The Hungry Ghosts: Seven Allusive Comedies by Joyce Carol Oates

By Pamelascott

The Hungry Ghosts: Seven Allusive Comedies by Joyce Carol Oates

Black Sparrow Press (hardback), 1975

200 Pages

A Celestial Timepiece

BLURB FROM THE COVER

A collection of stories from the award winning writer: DEMOCRACY IN AMERICA, PILGRIMS’ PROGRESS, UP FROM SLAVERY, A DESCRIPTIVE CATALOGUE, THE BIRTH OF TRAGEDY, REWARDS OF FAME and ANGST.

EXTRACT 

He scanned the list of names by the mail slots, saw that that name Dietrich and ignored it, and pressed the button beside the name Novak. It was Dr Novak’s wife he was supposed to contact. No response. For the fourth or fifth time in the last several minutes he checked his watch – it was 10:30 now, time for their meeting. He had taken a bus across town and, as usual, had started out far too early, so that he arrived at the Novak’s apartment building twenty minutes ahead of time. A nervous habit of his, left over from his student days; horribly, he was always early for everything. In spite of the drizzle he had walked around the block several times. Now he was wet, self-conscious, already a little intimidated by Mrs Novak. He pressed the white plastic button again and this time, thank God, a loud buzzer sounded and the lock of the heavy front door was released. A female voice said, ‘Come in’ without requiring him to identify himself. He seized the oversized brass doorknob and shoved the door open. Yet still the voice spoke to him out of a device overhead, as if doubting his ability to maneuver himself into the foyer. ‘Come in.. Come in please’.

DEMOCRACY IN AMERICA

REVIEW

This is my first time reading The Hungry Ghosts: Seven Allusive Comedies. I’m working my way through JCO’s back catalog. There’s a lot I haven’t read.

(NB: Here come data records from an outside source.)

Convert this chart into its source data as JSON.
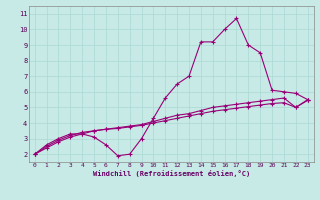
{
  "title": "",
  "xlabel": "Windchill (Refroidissement éolien,°C)",
  "ylabel": "",
  "bg_color": "#c8eae6",
  "line_color": "#990077",
  "grid_color": "#aad8d4",
  "axis_label_color": "#660066",
  "tick_color": "#550055",
  "xlim": [
    -0.5,
    23.5
  ],
  "ylim": [
    1.5,
    11.5
  ],
  "xticks": [
    0,
    1,
    2,
    3,
    4,
    5,
    6,
    7,
    8,
    9,
    10,
    11,
    12,
    13,
    14,
    15,
    16,
    17,
    18,
    19,
    20,
    21,
    22,
    23
  ],
  "yticks": [
    2,
    3,
    4,
    5,
    6,
    7,
    8,
    9,
    10,
    11
  ],
  "line1_x": [
    0,
    1,
    2,
    3,
    4,
    5,
    6,
    7,
    8,
    9,
    10,
    11,
    12,
    13,
    14,
    15,
    16,
    17,
    18,
    19,
    20,
    21,
    22,
    23
  ],
  "line1_y": [
    2.0,
    2.6,
    3.0,
    3.3,
    3.3,
    3.1,
    2.6,
    1.9,
    2.0,
    3.0,
    4.3,
    5.6,
    6.5,
    7.0,
    9.2,
    9.2,
    10.0,
    10.7,
    9.0,
    8.5,
    6.1,
    6.0,
    5.9,
    5.5
  ],
  "line2_x": [
    0,
    1,
    2,
    3,
    4,
    5,
    6,
    7,
    8,
    9,
    10,
    11,
    12,
    13,
    14,
    15,
    16,
    17,
    18,
    19,
    20,
    21,
    22,
    23
  ],
  "line2_y": [
    2.0,
    2.4,
    2.8,
    3.1,
    3.3,
    3.5,
    3.6,
    3.65,
    3.75,
    3.85,
    4.0,
    4.15,
    4.3,
    4.45,
    4.6,
    4.75,
    4.85,
    4.95,
    5.05,
    5.15,
    5.25,
    5.3,
    5.0,
    5.45
  ],
  "line3_x": [
    0,
    1,
    2,
    3,
    4,
    5,
    6,
    7,
    8,
    9,
    10,
    11,
    12,
    13,
    14,
    15,
    16,
    17,
    18,
    19,
    20,
    21,
    22,
    23
  ],
  "line3_y": [
    2.0,
    2.5,
    2.9,
    3.2,
    3.4,
    3.5,
    3.6,
    3.7,
    3.8,
    3.9,
    4.1,
    4.3,
    4.5,
    4.6,
    4.8,
    5.0,
    5.1,
    5.2,
    5.3,
    5.4,
    5.5,
    5.6,
    5.0,
    5.5
  ]
}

I really enjoyed the stories in The Hungry Ghosts. They were much better than her collection Upon The Sweeping Flood but not as good as The Wheel of Love or Marriages and Infidelities. The stories in The Hungry Ghosts are thematically connected and deal with academia and in particular poetry. Two of the stories really stand out. In Democracy In America a man goes to the home of a recently deceased copywriter in search of his manuscript that the man was editing. The deceased’s home is like something out of the TV show hoarders and the man searches the mess and finds bits of his manuscript all over the place. In, A Descriptive Catalogue, a poet with more than 300 published poems to his name and a successful academic career is exposed as a fraud who’s plagiarized the greats. The other stories are all good just slightly below these two.  I liked the thematic connections between the stores. The Hungry Ghosts reminded me of her novel, Unholy Loves which I really liked.